A menudo, los recuerdos tristes nos ensombrecen la vida. A los que hemos perdido ya todos los miembros de la familia básica, pensar en la mesa hogareña de la Nochebuena nos sume en la desolación. ¿Debemos, por ello, declarar enlutada la Navidad y tomarla como un huésped indeseado? Mediado el Adviento, San Pablo exige a los cristianos, en la Liturgia, estar alegres (Fil 4, 4-5). Pero ¿tiene sentido exigir estar alegres? Lo normal es sentirnos alegres cuando todo nos va bien. Si no tenemos más motivos para la alegría que éste, es lógico que nos parezca impertinente tal mandato.
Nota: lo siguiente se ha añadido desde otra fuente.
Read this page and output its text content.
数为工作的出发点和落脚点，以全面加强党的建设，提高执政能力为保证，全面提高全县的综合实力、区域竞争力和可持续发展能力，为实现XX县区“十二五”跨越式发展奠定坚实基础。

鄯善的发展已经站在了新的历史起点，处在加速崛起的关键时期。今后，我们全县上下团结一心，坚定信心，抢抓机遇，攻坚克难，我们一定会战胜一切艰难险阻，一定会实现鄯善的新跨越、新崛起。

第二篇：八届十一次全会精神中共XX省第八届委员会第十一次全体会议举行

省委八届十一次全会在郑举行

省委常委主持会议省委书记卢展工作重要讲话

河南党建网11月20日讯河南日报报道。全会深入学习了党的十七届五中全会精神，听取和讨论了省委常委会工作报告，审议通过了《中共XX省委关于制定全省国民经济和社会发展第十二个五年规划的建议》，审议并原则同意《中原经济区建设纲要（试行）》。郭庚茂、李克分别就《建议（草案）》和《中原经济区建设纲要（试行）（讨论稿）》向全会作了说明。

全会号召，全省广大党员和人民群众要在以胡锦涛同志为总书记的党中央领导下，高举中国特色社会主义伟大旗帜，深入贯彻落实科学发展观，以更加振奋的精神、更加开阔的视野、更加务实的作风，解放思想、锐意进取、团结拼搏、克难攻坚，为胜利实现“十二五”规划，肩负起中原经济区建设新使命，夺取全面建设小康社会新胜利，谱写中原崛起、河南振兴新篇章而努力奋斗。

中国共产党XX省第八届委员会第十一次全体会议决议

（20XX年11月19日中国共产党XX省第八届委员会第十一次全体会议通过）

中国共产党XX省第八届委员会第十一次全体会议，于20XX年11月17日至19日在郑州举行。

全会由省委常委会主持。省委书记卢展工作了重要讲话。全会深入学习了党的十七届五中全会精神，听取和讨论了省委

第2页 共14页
Pero una mirada profunda nos permite descubrir que, al venir Jesús en Navidad, se nos abre un horizonte de vida nueva, infinitamente más elevada y prometedora que la actual. Para asumir esa vida de encuentro con el Señor, debemos prepararnos, y esto es lo que nos pide el Apóstol. Tal preparación consiste en acoger su palabra, su Palabra ‒que es Jesús, el Cristo, el Ungido‒, y entonces morará en nosotros la Trinidad Santísima (Jn 14, 22-23), y nuestra alegría será plena (Jn 17, 11-13). La tristeza que nos causan los recuerdos navideños es muy natural. Y esta nube cubrirá, en buena parte, cualquier sol que nos alumbre durante la vida. Pero no tiene fuerza para empañar el gozo de sabernos en el buen camino hacia la amistad profunda con Dios, que en eso consiste el paraíso.
Los colaboradores de la Fundación López Quintás compartimos esta alegría y os deseamos muy de veras una Navidad santa y feliz.